Un colloquio con un arzillo vecchietto in bicicletta che decido di raccontare.

Il tutto succede da un normale saluto di cortesia.

Sono nel sentiero che costeggia il laghetto del loto, all’uscita del canneto di bambù dalla parte di via Brignani, e mi viene incontro un signore in bicicletta che mi chiede se la strada continua .

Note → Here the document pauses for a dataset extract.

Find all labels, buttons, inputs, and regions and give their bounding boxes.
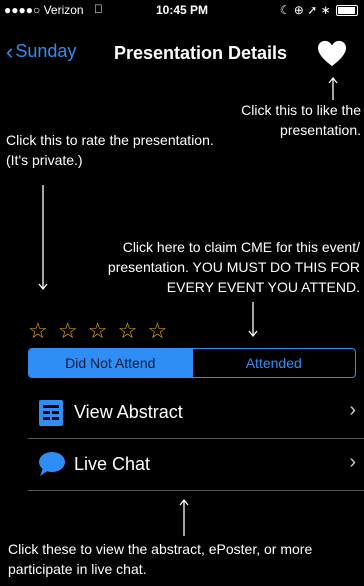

Rispondo di sì e cominciamo a parlare.

In pochissimi minuti mi racconta la sua vita: scariolante a 8 anni, a 19 anni in Marina, 3 naufragi e prigioniero nella seconda guerra mondiale , lager in Germania (miniere di sale minerale), un sopravvissuto; emigra poi nel 1947 in America del Sud(Venezuela,Ecuador, Columbia), rientra poi qualche anno dopo in Italia, lavorando come fabbro, tornitore e saldatore specializzato, una onorificenza nel 2013, e un libro  “A tott boss” edito da Walberti, scritto e pagato da un professore.

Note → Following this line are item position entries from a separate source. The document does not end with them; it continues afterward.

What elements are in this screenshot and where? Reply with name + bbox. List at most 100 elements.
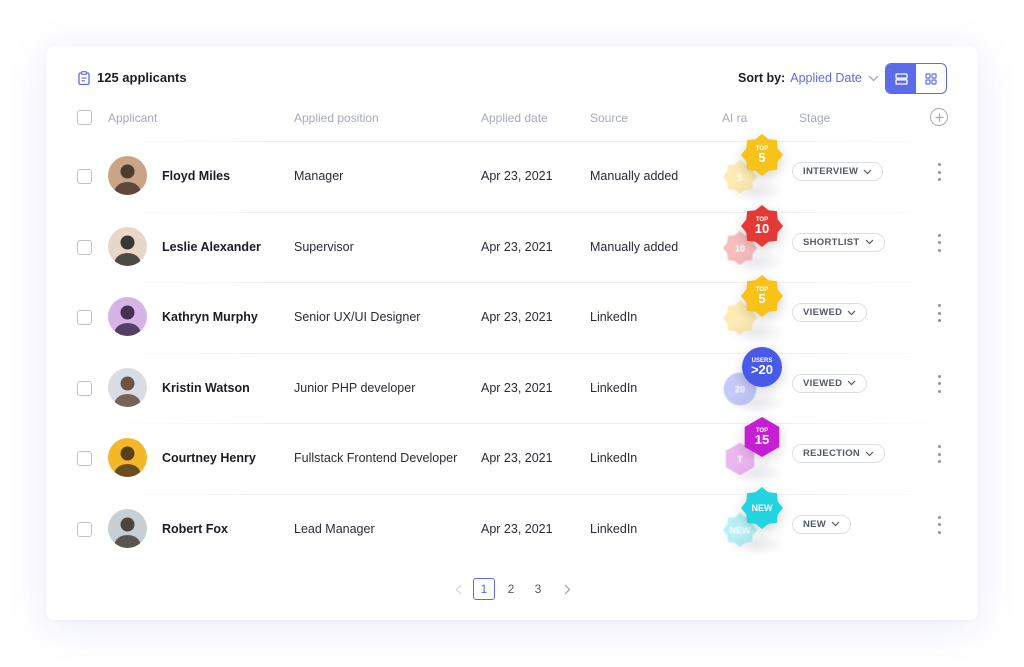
applicant-count-text: 125 applicants xyxy=(97,70,187,85)
prev-page-button[interactable] xyxy=(447,578,469,600)
applicant-name[interactable]: Robert Fox xyxy=(162,522,228,536)
avatar-icon xyxy=(108,508,147,548)
row-checkbox[interactable] xyxy=(77,169,92,184)
applicant-name[interactable]: Courtney Henry xyxy=(162,451,256,465)
applicant-name[interactable]: Leslie Alexander xyxy=(162,240,261,254)
stage-dropdown[interactable]: INTERVIEW xyxy=(792,162,884,181)
table-row[interactable]: Kristin Watson Junior PHP developer Apr 23… xyxy=(46,346,978,423)
page-button-3[interactable]: 3 xyxy=(527,578,549,600)
table-row[interactable]: Robert Fox Lead Manager Apr 23, 2021 Linked… xyxy=(46,486,978,564)
row-more-button[interactable] xyxy=(937,515,941,534)
applied-position: Manager xyxy=(294,169,344,183)
avatar xyxy=(108,508,147,548)
column-header-stage[interactable]: Stage xyxy=(799,111,830,125)
ai-rank-badge-value: >20 xyxy=(751,362,773,377)
grid-view-button[interactable] xyxy=(916,64,946,93)
ai-rank-badge-icon: NEW xyxy=(741,486,783,529)
applicant-name[interactable]: Kathryn Murphy xyxy=(162,310,258,324)
row-divider xyxy=(96,423,958,424)
more-dot xyxy=(937,460,941,463)
stage-dropdown[interactable]: VIEWED xyxy=(792,373,868,393)
applied-date: Apr 23, 2021 xyxy=(481,380,553,395)
column-header-ai-rank[interactable]: AI ra xyxy=(722,111,747,125)
row-divider xyxy=(96,352,958,354)
chevron-down-icon xyxy=(865,239,873,245)
more-dot xyxy=(937,530,941,534)
add-column-button[interactable] xyxy=(930,108,948,126)
table-row[interactable]: Courtney Henry Fullstack Frontend Develop… xyxy=(46,417,978,493)
row-checkbox[interactable] xyxy=(77,310,92,325)
avatar xyxy=(108,438,147,477)
applicant-name[interactable]: Kristin Watson xyxy=(162,381,250,395)
more-dot xyxy=(937,304,941,307)
source: LinkedIn xyxy=(590,380,638,395)
sort-value[interactable]: Applied Date xyxy=(790,71,862,85)
column-header-source[interactable]: Source xyxy=(590,111,628,125)
applicants-card: 125 applicants Sort by: Applied Date App… xyxy=(46,46,978,620)
list-view-button[interactable] xyxy=(886,64,916,93)
more-dot xyxy=(937,241,941,244)
more-dot xyxy=(937,178,941,181)
more-dot xyxy=(937,248,941,252)
more-dot xyxy=(937,382,941,385)
ai-rank-badge-icon: TOP10 xyxy=(741,204,783,247)
ai-rank-badge-icon: TOP5 xyxy=(741,275,783,317)
row-divider xyxy=(96,141,958,142)
ai-rank-badge-value: 10 xyxy=(755,221,769,236)
applied-position: Fullstack Frontend Developer xyxy=(294,451,458,465)
more-dot xyxy=(937,319,941,322)
row-divider xyxy=(96,282,958,283)
ai-rank-badge-value: 15 xyxy=(755,432,769,447)
stage-dropdown[interactable]: VIEWED xyxy=(792,303,868,322)
row-more-button[interactable] xyxy=(937,374,941,393)
avatar xyxy=(108,297,147,336)
row-more-button[interactable] xyxy=(937,304,941,322)
stage-dropdown[interactable]: REJECTION xyxy=(792,444,886,463)
select-all-checkbox[interactable] xyxy=(77,110,92,125)
avatar-icon xyxy=(108,156,147,195)
source: LinkedIn xyxy=(590,310,638,324)
chevron-down-icon[interactable] xyxy=(868,75,879,82)
row-more-button[interactable] xyxy=(937,163,941,181)
source: LinkedIn xyxy=(590,451,638,465)
ai-rank-badge-icon: USERS>20 xyxy=(742,346,782,387)
ai-rank-badge-value: 5 xyxy=(758,291,765,306)
clipboard-icon xyxy=(78,70,90,85)
row-checkbox[interactable] xyxy=(77,239,92,255)
sort-control[interactable]: Sort by: Applied Date xyxy=(738,71,879,85)
next-page-button[interactable] xyxy=(556,578,578,600)
table-row[interactable]: Kathryn Murphy Senior UX/UI Designer Apr 2… xyxy=(46,275,978,352)
applied-date: Apr 23, 2021 xyxy=(481,169,553,183)
table-row[interactable]: Leslie Alexander Supervisor Apr 23, 2021 Ma… xyxy=(46,204,978,282)
stage-dropdown[interactable]: SHORTLIST xyxy=(792,232,885,252)
column-header-position[interactable]: Applied position xyxy=(294,111,379,125)
more-dot xyxy=(937,445,941,448)
chevron-right-icon xyxy=(564,584,570,594)
table-row[interactable]: Floyd Miles Manager Apr 23, 2021 Manually a… xyxy=(46,134,978,211)
row-checkbox[interactable] xyxy=(77,451,92,466)
stage-dropdown[interactable]: NEW xyxy=(792,514,852,534)
page-button-2[interactable]: 2 xyxy=(500,578,522,600)
stage-label: REJECTION xyxy=(803,448,861,459)
ai-rank-badge-value: NEW xyxy=(752,503,774,513)
row-divider xyxy=(96,211,958,213)
column-header-date[interactable]: Applied date xyxy=(481,111,548,125)
pagination: 1 2 3 xyxy=(46,578,978,602)
toolbar: 125 applicants Sort by: Applied Date xyxy=(46,46,978,110)
chevron-down-icon xyxy=(847,310,856,315)
page-button-1[interactable]: 1 xyxy=(473,578,495,600)
row-more-button[interactable] xyxy=(937,445,941,463)
row-checkbox[interactable] xyxy=(77,521,92,537)
row-more-button[interactable] xyxy=(937,233,941,252)
more-dot xyxy=(937,311,941,315)
stage-label: INTERVIEW xyxy=(803,166,859,177)
row-checkbox[interactable] xyxy=(77,380,92,396)
column-header-applicant[interactable]: Applicant xyxy=(108,111,157,125)
applied-position: Senior UX/UI Designer xyxy=(294,310,421,324)
applied-position: Junior PHP developer xyxy=(294,380,416,395)
chevron-down-icon xyxy=(831,521,840,527)
applied-date: Apr 23, 2021 xyxy=(481,239,553,254)
applied-date: Apr 23, 2021 xyxy=(481,451,553,465)
source: LinkedIn xyxy=(590,521,638,536)
applicant-name[interactable]: Floyd Miles xyxy=(162,169,230,183)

Insomma una vita tutta di corsa, raccontata tutto d’un fiato.

Aggiunge poi che al laghetto, che una volta erano 3 ,ci andava con gli amici a fare il bagno in mezzo a tante bisce d’acqua. Niente paura, mi fa, sono innocue.

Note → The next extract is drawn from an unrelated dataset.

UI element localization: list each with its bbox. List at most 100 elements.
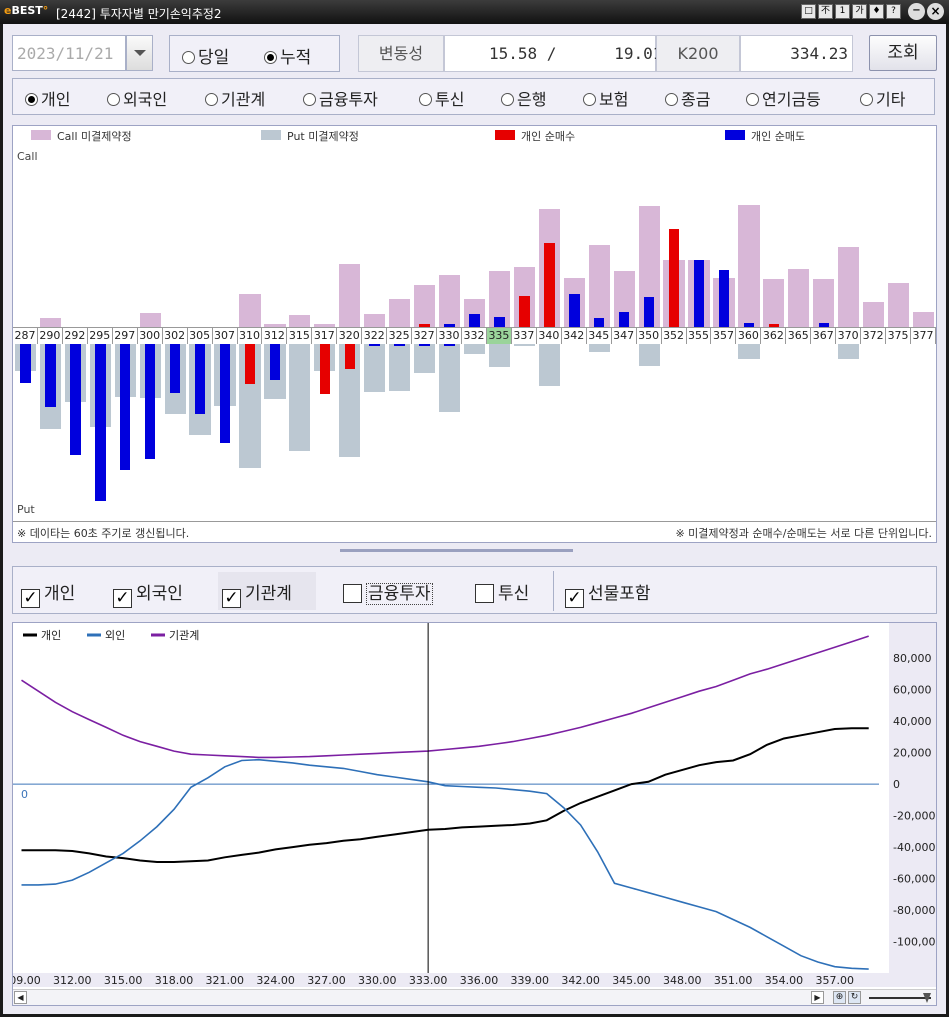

A questo punto della conversazione, gli chiedo ,en passant, che non è più giovanissimo, e lui mi risponde :”dico 96 per far prima, ma per l’esattezza sono 95 e 7 mesi” sfoderando un sorriso carico di simpatia.

Mi complimento e azzardo la domanda : “qual è il segreto , l’elisir di questo benessere?

Risponde : “tanta verdura, vino trebbiano annacquato senza dare alla testa e tanta ginnastica”.

Lo guardo mentre con la mano accarezza la bicicletta. “E’ lei la mia ginnastica quotidiana, sono inseparabile, vado dappertutto, cammino poco e così non sforzo le ginocchia”.

Il tempo come lo impiega? gli chiedo. Per tutta risposta mi dice :” Per hobby faccio il fabbro artistico, in sostanza lavoro il ferro e costruisco animali e creo composizioni floreali. Sono sempre impegnato”.

Ci salutiamo, e come l’avevo visto arrivare rapido e sicuro, mi sparisce davanti agli occhi in un batter di ciglio.

E’ stato un incontro speciale, una grande lezione di vita .

Non una parola degli acciacchi dell’età, non una lamentela, ma solo tanta allegria.

Tonino Guerra diceva che l’ottimismo è il sale della vita.

L’arzillo vecchietto, lughese doc,si chiama Luigi Gallignani.

Al rientro sono andato su internet, e digitando il suo nome c’è la sua foto premiato dal sindaco Raffaele Cortesi,anno 2013.